Six venues chosen for Creative Museums programme

Eighteen-month "experimentation" aims to encourage audience participation
Six English museums and galleries have teamed up with Battersea Arts Centre in London as part of a new research and development project called Creative Museums.  
 
The participating institutions – Brent Museum and Archives, Leominster Museum, Manchester Jewish Museum, Nuneaton Museum & Art Gallery, Scarborough Museums Trust and Swindon Museum & Art Gallery – will take part in an 18-month programme of "experimentation” known as Scratch or agile working, the organisers say.

According to Battersea, Scratch "involves sharing an idea in the early stages of its development with the people it is aimed at”.

Public consultation is a major part of the process, which encourages a more informal approach to engaging audiences and fundraising.

The initiative, which is supported by Arts Council England through the Museum Resilience Fund, features workshops and masterclasses held by heritage and arts specialists. Producers from Battersea Arts Centre will also create joint creative ventures with the partner museums.
 
“The Creative Museums programme will be genuinely participative and creative in its approach, generating more personal and immediate ways of connecting museums with people," said Gaby Porter, a consultant and a partner in the scheme. "We hope that it will enable museums to create value for and with others, thus strengthening or redefining their sense of purpose and their role."

Scratch can help bodies address organisational change and governance; shape building extensions or move to different premises; create a dialogue and build a stronger relationship with local people and their stories; and change roles and perceptions of volunteering, Porter added.

Deborah Seymour, the chief executive of Scarborough Museums Trust, said: “In the past few years, we've refocused our strategy on community work and recruited a new team of staff.

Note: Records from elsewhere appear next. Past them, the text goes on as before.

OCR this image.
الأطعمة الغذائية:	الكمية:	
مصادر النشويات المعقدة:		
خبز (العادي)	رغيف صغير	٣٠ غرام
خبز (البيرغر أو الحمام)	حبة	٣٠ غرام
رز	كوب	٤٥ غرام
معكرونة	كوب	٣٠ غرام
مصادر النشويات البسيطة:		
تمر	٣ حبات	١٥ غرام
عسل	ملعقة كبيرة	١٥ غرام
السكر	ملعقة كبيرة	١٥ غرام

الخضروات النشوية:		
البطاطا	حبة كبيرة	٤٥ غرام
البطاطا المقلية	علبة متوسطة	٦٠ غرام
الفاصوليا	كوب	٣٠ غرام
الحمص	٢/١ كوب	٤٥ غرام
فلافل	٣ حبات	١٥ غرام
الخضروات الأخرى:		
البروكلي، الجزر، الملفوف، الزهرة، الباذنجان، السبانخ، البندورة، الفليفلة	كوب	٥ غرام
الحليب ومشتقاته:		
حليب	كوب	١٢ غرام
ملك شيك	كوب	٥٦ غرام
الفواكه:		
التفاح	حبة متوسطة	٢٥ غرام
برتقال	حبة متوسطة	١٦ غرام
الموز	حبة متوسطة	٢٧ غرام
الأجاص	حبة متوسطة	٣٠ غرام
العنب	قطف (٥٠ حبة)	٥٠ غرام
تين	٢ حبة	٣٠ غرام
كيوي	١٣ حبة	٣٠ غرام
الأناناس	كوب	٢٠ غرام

“We'd made some great progress but this project seemed to be the key to taking what we were doing to a new level: engagement, and real sharing of process with our audience and communities. I'm also excited at the synergies between different arts organisations, in this case museums and theatre.”
 
Battersea Arts Centre will become the custodian of the Wandsworth Borough Collection next April. The centre said it will use Scratch to explore ways of sharing this collection with the public.